My mom was trying to help – she made systems to conquer her organizational demons. Like the little incantation before walking out the front door – “wallet, watch keys,” – that became part of the soundtrack of my childhood.
But those systems made me more anxious. When I crossed an item off a to-do list, I didn’t feel the satisfaction everyone said I was supposed to feel, I felt a nagging doubt that I was crossing it off too early, that maybe there was some part of it still left to do.
My dad’s approach was more extreme. He became a teacher, the one job where he knew that all the procrastinating in the world wouldn’t prevent him from having to face his students the next day, and, strangely that helped. So I even tried that. I became a teacher. But my procrastination was up to the challenge. I loved a lot of things about teaching, but the daily battle of putting off my lesson planning, feeling bad about it, and putting it off more to punish myself, was exhausting.
I heard a story a recently that helped me better understand where my procrastination comes from. After my grandfather died, 15 years ago, my dad and his siblings went into the law office he kept to collect his stuff. They found what looked like a volcanic eruption inside. Stacks of paper in no discernible order, years of incomplete records. None of them had known a thing about it. It was his white folder, and he’d managed to hide it. And that’s what scares me about procrastination. That I could get so good at it that no one would know anymore, and then I’d have no reason to stop.

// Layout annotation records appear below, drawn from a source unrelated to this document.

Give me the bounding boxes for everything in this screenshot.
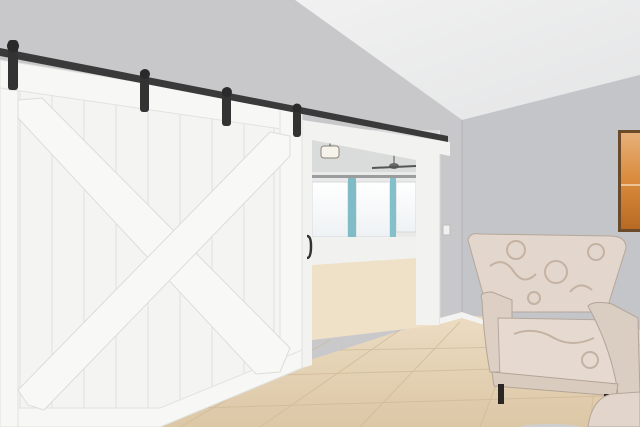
- light-switch: [442, 224, 451, 236]
- armchair-leg: [498, 384, 504, 404]
- armchair: [467, 233, 640, 404]
- room-photo: [0, 0, 640, 427]
- sunroom-window-right: [395, 181, 417, 233]
- wall-art: [618, 130, 640, 232]
- sunroom-window-left: [311, 181, 349, 238]
- room-illustration: [0, 0, 640, 427]
- sunroom-window-center: [355, 181, 391, 238]
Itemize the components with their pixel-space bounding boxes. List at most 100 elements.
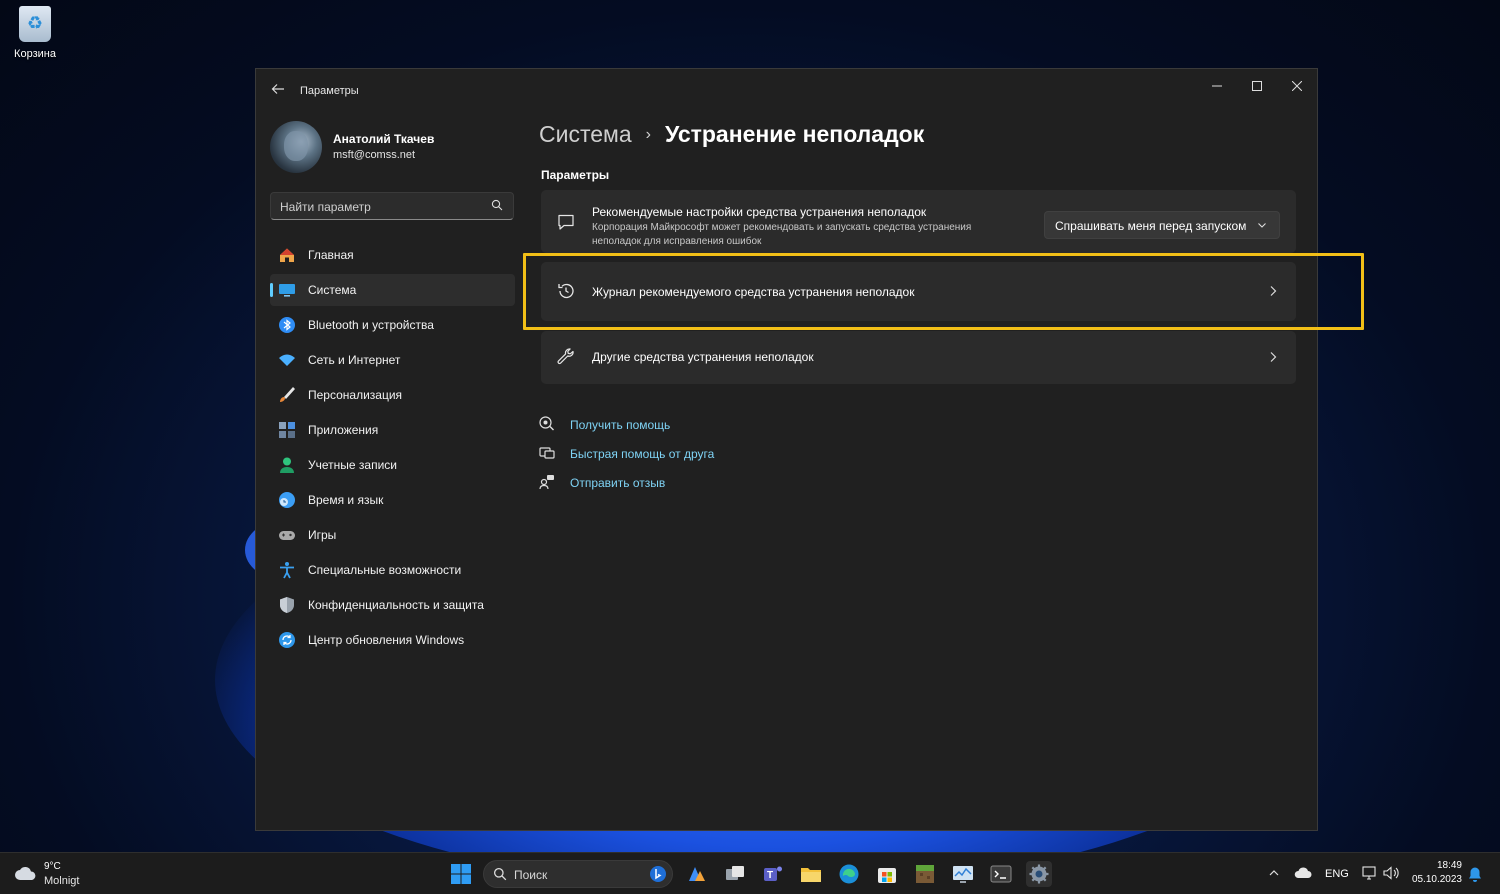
sidebar-item-gaming[interactable]: Игры [270,519,515,551]
network-icon[interactable] [1362,865,1378,881]
gear-icon [1029,864,1049,884]
sidebar-item-label: Игры [308,528,337,542]
search-placeholder: Найти параметр [280,200,371,214]
notification-bell-icon[interactable] [1468,866,1482,882]
sidebar-item-label: Время и язык [308,493,384,507]
window-title: Параметры [300,85,359,97]
breadcrumb-separator: › [645,126,651,143]
store-icon [878,868,896,883]
dropdown-selected-value: Спрашивать меня перед запуском [1055,219,1247,233]
shield-icon [280,597,294,613]
sidebar-item-label: Сеть и Интернет [308,353,401,367]
sidebar-item-label: Конфиденциальность и защита [308,598,484,612]
system-icon [279,284,295,297]
page-title: Устранение неполадок [664,121,925,147]
sidebar-item-time-language[interactable]: Время и язык [270,484,515,516]
taskbar: 9°C Molnigt Поиск T ENG 18:49 05.10.2023 [0,852,1500,894]
sidebar-nav: Главная Система Bluetooth и устройства С… [270,239,515,659]
app-icon [689,867,705,881]
taskbar-app-widgets[interactable] [684,861,710,887]
chat-bubble-icon [558,214,574,230]
recommended-settings-dropdown[interactable]: Спрашивать меня перед запуском [1044,211,1280,239]
taskbar-app-terminal[interactable] [988,861,1014,887]
sidebar-item-label: Персонализация [308,388,403,402]
windows-logo-icon [451,864,471,884]
other-troubleshooters-card[interactable]: Другие средства устранения неполадок [541,331,1296,384]
taskbar-app-task-view[interactable] [722,861,748,887]
sidebar-item-label: Система [308,283,357,297]
taskbar-search[interactable]: Поиск [483,860,673,888]
feedback-icon [539,475,554,490]
performance-monitor-icon [953,866,973,883]
quick-assist-icon [539,447,555,459]
close-button[interactable] [1277,73,1317,101]
clock-date: 05.10.2023 [1411,874,1462,885]
sidebar-item-privacy[interactable]: Конфиденциальность и защита [270,589,515,621]
settings-window: Параметры Анатолий Ткачев msft@comss.net… [255,68,1318,831]
minimize-icon [1212,85,1222,87]
update-icon [279,632,295,648]
svg-text:T: T [767,870,773,881]
sidebar-item-network[interactable]: Сеть и Интернет [270,344,515,376]
settings-search-input[interactable]: Найти параметр [270,192,514,220]
breadcrumb-parent[interactable]: Система [539,121,632,147]
apps-icon [279,422,295,438]
sidebar-item-windows-update[interactable]: Центр обновления Windows [270,624,515,656]
recommended-settings-card: Рекомендуемые настройки средства устране… [541,190,1296,253]
clock[interactable]: 18:49 05.10.2023 [1408,858,1464,888]
globe-clock-icon [279,492,295,508]
maximize-icon [1252,81,1262,91]
sidebar-item-label: Приложения [308,423,379,437]
folder-icon [801,868,821,882]
weather-temperature: 9°C [44,861,61,872]
back-arrow-icon [271,84,284,94]
section-title: Параметры [541,168,610,182]
recycle-bin-shortcut[interactable]: Корзина [8,6,62,60]
taskbar-app-settings[interactable] [1026,861,1052,887]
sidebar-item-label: Центр обновления Windows [308,633,465,647]
link-label: Отправить отзыв [570,476,666,490]
chevron-down-icon [1258,223,1266,228]
volume-icon[interactable] [1382,865,1400,881]
sidebar-item-personalization[interactable]: Персонализация [270,379,515,411]
sidebar-item-bluetooth[interactable]: Bluetooth и устройства [270,309,515,341]
profile-email: msft@comss.net [333,149,416,161]
taskbar-app-minecraft[interactable] [912,861,938,887]
start-button[interactable] [448,861,474,887]
user-profile[interactable]: Анатолий Ткачев msft@comss.net [270,121,510,175]
taskbar-app-explorer[interactable] [798,861,824,887]
taskbar-search-label: Поиск [514,868,548,882]
sidebar-item-label: Главная [308,248,354,262]
recycle-bin-label: Корзина [14,48,56,60]
task-view-icon [726,866,744,880]
brush-icon [280,387,295,402]
language-indicator[interactable]: ENG [1325,868,1349,880]
taskbar-app-monitor[interactable] [950,861,976,887]
sidebar-item-apps[interactable]: Приложения [270,414,515,446]
clock-time: 18:49 [1436,860,1462,871]
sidebar-item-system[interactable]: Система [270,274,515,306]
back-button[interactable] [268,79,288,99]
sidebar-item-home[interactable]: Главная [270,239,515,271]
taskbar-app-edge[interactable] [836,861,862,887]
help-icon [539,416,554,431]
sidebar-item-accessibility[interactable]: Специальные возможности [270,554,515,586]
bluetooth-icon [279,317,295,333]
terminal-icon [990,865,1012,883]
chevron-up-icon[interactable] [1268,867,1280,879]
recommended-settings-title: Рекомендуемые настройки средства устране… [592,205,927,219]
bing-icon [650,866,666,882]
chevron-right-icon [1270,352,1277,362]
maximize-button[interactable] [1237,73,1277,101]
taskbar-app-store[interactable] [874,861,900,887]
accounts-icon [280,457,294,473]
minimize-button[interactable] [1197,73,1237,101]
onedrive-icon[interactable] [1294,866,1312,880]
taskbar-app-teams[interactable]: T [760,861,786,887]
wifi-icon [279,354,295,366]
breadcrumb: Система › Устранение неполадок [539,121,924,155]
search-icon [493,867,507,881]
sidebar-item-accounts[interactable]: Учетные записи [270,449,515,481]
title-bar: Параметры [256,69,1317,113]
edge-icon [839,864,859,884]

I heard the story of my grandpa right around the time I was applying to journalism school, and it rekindled my old doubts. Right as I was agonizing over my final essay, deadline fast approaching, I got a call from my dad. I was ready for a nail in the coffin, a final confirmation, that trying to write just isn’t in the cards for someone like me. But my dad said something different. He said I couldn’t choose to stop being a procrastinator, but I could choose to not let it keep me from what I wanted. And suddenly, it was like my bulging, ripped, white folder was open on the table in front of me. So I sat down, and got to work.